Papillon

Gravure représentant les différents stades de développement du papillon. Sur une tige se trouvent la chenille, la chrysalide et le papillon, ailes pliées. Au-dessus, un deuxième papillon prend son envol.

Comme un joli papillon, tu t’es un jour posé sur la fleur de la méditation, les yeux écarquillés, comme si tu découvrais la vie.
Ce premier moment d’ouverture a fait battre ton cœur. Tu as pris soin de la fleur. Chaque jour tu lui lisais des poèmes, tu la caressais du regard, tu l’abreuvais de silence et elle s’épanouissait.

Papillonage

Mais un jour le doute s’est insinué en toi. Tu as pensé que la fleur jamais ne résoudrait tes problèmes. Dans ta vie il y avait d’un côté la méditation, de l’autre, séparés, tes passions, ton travail, tes soucis. Une sorte de lassitude t’a envahi. Tu as pensé qu’il te manquait quelque chose et tu as commencé à papillonner. Il te fallait d’autres expériences, tu avais envie de découvrir des techniques plus efficaces qui pourraient enfin te permettre de résoudre tes difficultés. Tu as délaissé la fleur. Les poèmes que tu lui lisais dans les premiers moments se sont faits plus rares. Joli papillon, la fleur aime qu’on lui offre des poèmes !
Peut-être es-tu passé par hasard au rayon spiritualité d’une librairie où tu as feuilleté le dernier livre de Fabrice Midal « Foutez-vous la paix ». Tu l’as reposé en te disant que c’était sans doute un livre de plus sur la méditation qui ne t’apporterait rien. Tu as pensé d’ailleurs que le titre sonnait comme un slogan marketing. Tu n’as pas vu que derrière ce titre accrocheur pouvait se cacher une dimension spirituelle inapparente et pourtant profonde et ultime, un pouvoir de guérison très réel, une fleur.

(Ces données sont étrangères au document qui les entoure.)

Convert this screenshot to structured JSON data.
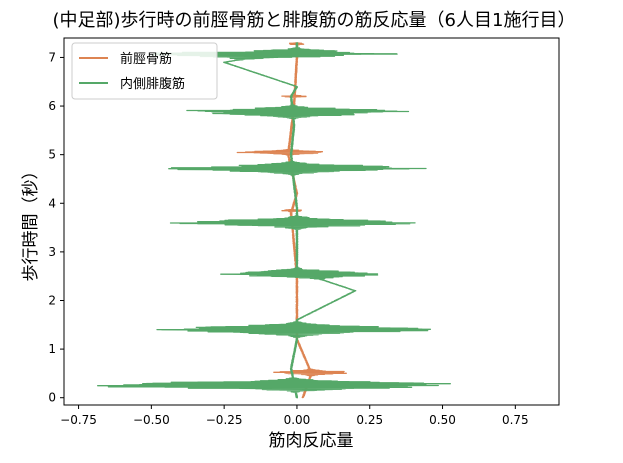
{
  "chart_data": {
    "type": "line",
    "title": "(中足部)歩行時の前脛骨筋と腓腹筋の筋反応量（6人目1施行目）",
    "xlabel": "筋肉反応量",
    "ylabel": "歩行時間（秒）",
    "xlim": [
      -0.8,
      0.9
    ],
    "ylim": [
      -0.15,
      7.4
    ],
    "xticks": [
      "−0.75",
      "−0.50",
      "−0.25",
      "0.00",
      "0.25",
      "0.50",
      "0.75"
    ],
    "xtick_values": [
      -0.75,
      -0.5,
      -0.25,
      0.0,
      0.25,
      0.5,
      0.75
    ],
    "yticks": [
      "0",
      "1",
      "2",
      "3",
      "4",
      "5",
      "6",
      "7"
    ],
    "ytick_values": [
      0,
      1,
      2,
      3,
      4,
      5,
      6,
      7
    ],
    "grid": false,
    "legend_position": "top-left",
    "series": [
      {
        "name": "前脛骨筋",
        "color": "#dd8452",
        "bursts": [
          {
            "t": 0.52,
            "amp": 0.15,
            "w": 0.05
          },
          {
            "t": 5.05,
            "amp": 0.2,
            "w": 0.04
          },
          {
            "t": 6.2,
            "amp": 0.05,
            "w": 0.02
          },
          {
            "t": 3.85,
            "amp": 0.05,
            "w": 0.02
          },
          {
            "t": 7.28,
            "amp": 0.04,
            "w": 0.02
          }
        ],
        "baseline": [
          [
            0.0,
            0.02
          ],
          [
            0.5,
            0.05
          ],
          [
            1.2,
            0.0
          ],
          [
            2.5,
            0.0
          ],
          [
            3.8,
            -0.02
          ],
          [
            4.2,
            0.0
          ],
          [
            5.0,
            -0.03
          ],
          [
            6.0,
            -0.01
          ],
          [
            7.0,
            0.0
          ],
          [
            7.3,
            0.0
          ]
        ]
      },
      {
        "name": "内側腓腹筋",
        "color": "#55a868",
        "bursts": [
          {
            "t": 0.26,
            "amp": 0.85,
            "w": 0.09
          },
          {
            "t": 1.4,
            "amp": 0.6,
            "w": 0.1
          },
          {
            "t": 2.55,
            "amp": 0.35,
            "w": 0.08
          },
          {
            "t": 3.6,
            "amp": 0.5,
            "w": 0.09
          },
          {
            "t": 4.72,
            "amp": 0.5,
            "w": 0.09
          },
          {
            "t": 5.88,
            "amp": 0.45,
            "w": 0.09
          },
          {
            "t": 7.07,
            "amp": 0.52,
            "w": 0.08
          }
        ],
        "baseline": [
          [
            0.0,
            0.0
          ],
          [
            0.6,
            -0.02
          ],
          [
            1.2,
            0.0
          ],
          [
            1.6,
            0.0
          ],
          [
            2.2,
            0.2
          ],
          [
            2.6,
            0.0
          ],
          [
            3.2,
            0.0
          ],
          [
            3.9,
            0.0
          ],
          [
            4.4,
            -0.01
          ],
          [
            5.0,
            -0.02
          ],
          [
            5.6,
            -0.01
          ],
          [
            6.2,
            -0.02
          ],
          [
            6.4,
            0.0
          ],
          [
            6.9,
            -0.25
          ],
          [
            7.15,
            0.0
          ],
          [
            7.3,
            0.0
          ]
        ]
      }
    ]
  }
}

La fleur aime qu’on lui offre des poèmes

La méditation est comme une fleur qui a besoin d’être nourrie pour s’épanouir. Elle aime qu’on la regarde avec une certaine innocence, comme le Petit Prince regardait sa rose. Elle s’abreuve de générosité, d’amitié, d’amour, de poésie. Elle pousse sur le terreau de nos difficultés. Elle aime qu’on soit auprès d’elle, qu’on la respire, qu’on la touche. Comme l’amour elle demande de la générosité, de la patience et du courage. Comme l’amour elle peut se faner si on n’en prend pas soin.